Mark Zuckerberg is suing Hawaiian land owners to secure his 700-acre island getaway
.. read headlines across the internet.
“To find all these partial owners so we can pay them their fair share, we filed what is called a “quiet title” action. For most of these folks, they will now receive money for something they never even knew they had. No one will be forced off the land,” Zuckerberg wrote. “We love Hawaii and we want to be good members of the community and preserve the environment. We look forward to working closely with the community for years to come.”
.. reads the specifics of the articles (the one above comes from The Verge).
Which is exactly the truth – John Doesn’t really know. John thinks that is a journalist’s job. What he does know is that he is pissed off with click bait headlines. John thinks the body of the headline should reflect the content of the article – and if we are lucky – what will be reported will be true.

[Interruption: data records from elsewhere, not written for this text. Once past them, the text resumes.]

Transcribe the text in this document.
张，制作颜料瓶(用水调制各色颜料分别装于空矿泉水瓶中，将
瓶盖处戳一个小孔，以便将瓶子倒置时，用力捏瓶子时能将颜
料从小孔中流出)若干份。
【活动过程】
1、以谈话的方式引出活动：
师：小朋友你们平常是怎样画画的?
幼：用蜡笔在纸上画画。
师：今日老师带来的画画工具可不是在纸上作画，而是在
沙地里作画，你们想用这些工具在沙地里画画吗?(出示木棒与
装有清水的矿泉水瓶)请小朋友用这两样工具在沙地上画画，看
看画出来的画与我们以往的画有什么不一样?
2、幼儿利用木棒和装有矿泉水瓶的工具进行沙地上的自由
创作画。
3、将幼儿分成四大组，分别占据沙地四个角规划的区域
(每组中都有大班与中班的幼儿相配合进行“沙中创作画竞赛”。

John thinks that hell might be frozen over.
… that if hell is indeed frozen over, then the kuleana owners may well give up without a fight. However, on a planet with (mainly) blue skies and golden sand, it is a lot more complicated than Zuckerberg’s somewhat self-serving explanation. How about we just note that ‘quiet title’ has been a standard means of depriving Native Hawaiians of their ancestral lands, concentrating economic power in fewer and fewer hands? Which becomes more poignant, even tragic, when you realise the nature of Hawaiians’ traditional relationship with land — not so much asset, as relative, or more:
“The land is the chief, the people merely servants.”
You could take it as a metaphor for the fragile relationship between an island people and scarce land resources if you like. But breaking that connection for personal privacy on 700 acres of unproductive land is, at the least, un-Hawaiian.